Pumped up by the great power coming to real estate buyers through the Internet (last post)? Okay, time to sit down.
The BusinessWeek cover story this week is all about adjustable-rate mortgages, and the trouble in store for people whose homes are financed with them:
The option adjustable rate mortgage (ARM) might be the riskiest and most complicated home loan product ever created. With its temptingly low minimum payments, the option ARM brought a whole new group of buyers into the housing market, extending the boom longer than it could have otherwise lasted, especially in the hottest markets. Suddenly, almost anyone could afford a home — or so they thought. The option ARM’s low payments are only temporary. And the less a borrower chooses to pay now, the more is tacked onto the balance.
The bill is coming due. Many of the option ARMs taken out in 2004 and 2005 are resetting at much higher payment schedules — often to the astonishment of people who thought the low installments were fixed for at least five years. And because home prices have leveled off, borrowers can’t count on rising equity to bail them out. What’s more, steep penalties prevent them from refinancing. The most diligent home buyers asked enough questions to know that option ARMs can be fraught with risk. But others, caught up in real estate mania, ignored or failed to appreciate the risk.

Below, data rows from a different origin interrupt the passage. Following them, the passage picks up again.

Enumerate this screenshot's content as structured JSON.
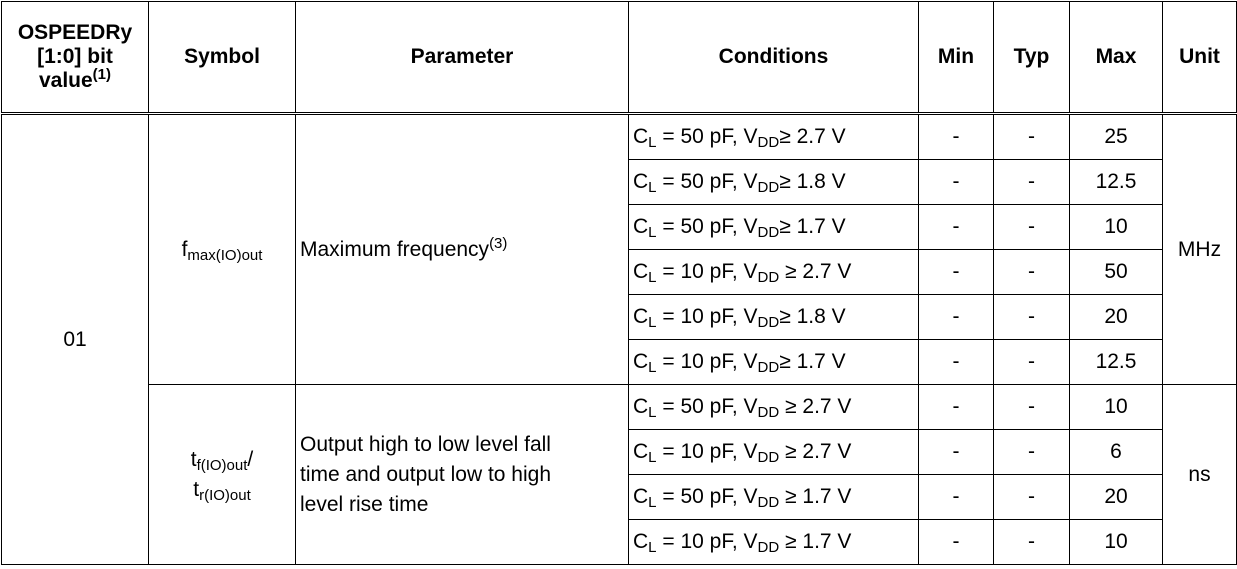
{
  "headers": {
    "ospeed_line1": "OSPEEDRy",
    "ospeed_line2": "[1:0] bit",
    "ospeed_line3": "value",
    "ospeed_note": "(1)",
    "symbol": "Symbol",
    "parameter": "Parameter",
    "conditions": "Conditions",
    "min": "Min",
    "typ": "Typ",
    "max": "Max",
    "unit": "Unit"
  },
  "group": {
    "ospeed_value": "01"
  },
  "freq": {
    "symbol_main": "f",
    "symbol_sub": "max(IO)out",
    "parameter": "Maximum frequency",
    "parameter_note": "(3)",
    "unit": "MHz",
    "rows": [
      {
        "cl": "50",
        "op": "≥",
        "vdd": "2.7 V",
        "min": "-",
        "typ": "-",
        "max": "25"
      },
      {
        "cl": "50",
        "op": "≥",
        "vdd": "1.8 V",
        "min": "-",
        "typ": "-",
        "max": "12.5"
      },
      {
        "cl": "50",
        "op": "≥",
        "vdd": "1.7 V",
        "min": "-",
        "typ": "-",
        "max": "10"
      },
      {
        "cl": "10",
        "op": " ≥",
        "vdd": "2.7 V",
        "min": "-",
        "typ": "-",
        "max": "50"
      },
      {
        "cl": "10",
        "op": "≥",
        "vdd": "1.8 V",
        "min": "-",
        "typ": "-",
        "max": "20"
      },
      {
        "cl": "10",
        "op": "≥",
        "vdd": "1.7 V",
        "min": "-",
        "typ": "-",
        "max": "12.5"
      }
    ]
  },
  "rise": {
    "symbol1_main": "t",
    "symbol1_sub": "f(IO)out",
    "symbol_slash": "/",
    "symbol2_main": "t",
    "symbol2_sub": "r(IO)out",
    "param_line1": "Output high to low level fall",
    "param_line2": "time and output low to high",
    "param_line3": "level rise time",
    "unit": "ns",
    "rows": [
      {
        "cl": "50",
        "op": " ≥",
        "vdd": "2.7 V",
        "min": "-",
        "typ": "-",
        "max": "10"
      },
      {
        "cl": "10",
        "op": " ≥",
        "vdd": "2.7 V",
        "min": "-",
        "typ": "-",
        "max": "6"
      },
      {
        "cl": "50",
        "op": " ≥",
        "vdd": "1.7 V",
        "min": "-",
        "typ": "-",
        "max": "20"
      },
      {
        "cl": "10",
        "op": " ≥",
        "vdd": "1.7 V",
        "min": "-",
        "typ": "-",
        "max": "10"
      }
    ]
  },
  "labels": {
    "cond_c": "C",
    "cond_c_sub": "L",
    "cond_eq": " = ",
    "cond_pf": " pF, V",
    "cond_vdd_sub": "DD"
  }
}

Of course, with the real estate boom like the Internet boom before it, the very same magazines proclaiming gloom and doom today were touting easy riches and inevitable growth just a couple of years ago. The article is worth reading, but remember when you read it that the stories magazines put on the cover are the ones they know will sell copies, and like terrorism and stars’ love lives, encroaching economic doom sells.
(One of the things I’ve had the most trouble with in desiging Wesabe is how to resist manias. The Internet is great at pulling out “The Wisdom of Crowds” and figuring out what a consensus of people believe to be true. Manias, however, are by definition very widely-believed but short-lived. The stock market hammered Warren Buffett when he opted out of Internet stocks in 1998-99, but then lauded him in 2001 when the bubble had burst and he was still standing. Can you make an Internet application that would help people have that long-term view? I’m still not sure.)